Singapore is aiming to improve its electrical grid to not only facilitate its transition towards more environmentally-friendly energy but also to meet the growing demand resulting from economic expansion, digitalization, and the increasing use of electric cars. The Energy Market Authority (EMA) has recently issued a tender to engage a consultant to evaluate and potentially enhance different aspects of the electrical grid. This includes exploring the viability of increasing the transmission voltage levels from power generation plants and enhancing efficiency.
According to EMA, higher voltage levels are critical for transmitting electricity over greater distances, such as when importing electricity from nearby nations like Malaysia. High-voltage electricity is also required by energy-intensive sectors like the petrochemicals and metals industries.
EMA also seeks to expand the reach of the low-voltage electricity network, which traditionally serves households and small businesses. This move would decrease the necessity for substations that transform electricity from high to low voltages in residential areas.

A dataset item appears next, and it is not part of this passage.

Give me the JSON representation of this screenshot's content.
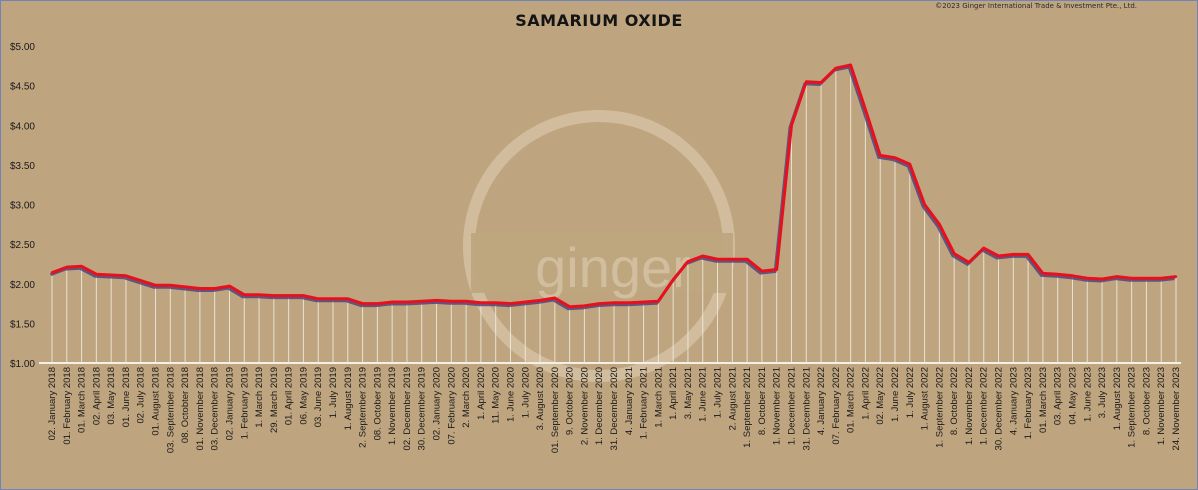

Currently, a substantial portion of the electricity grid infrastructure was constructed and commissioned in the 1980s to early 2000s to sustain urbanization and industrialization. It is now necessary to examine the design and plan of the grid infrastructure in light of changing energy patterns. With plans to increase the amount of low-carbon electricity imports to 4 GW by 2023 and produce at least 2 GW of solar power by 2030 – from around 700 megawatt-peak as at the end of the second quarter of 2022 – Singapore’s electricity grid infrastructure needs to be upgraded to support this energy transition.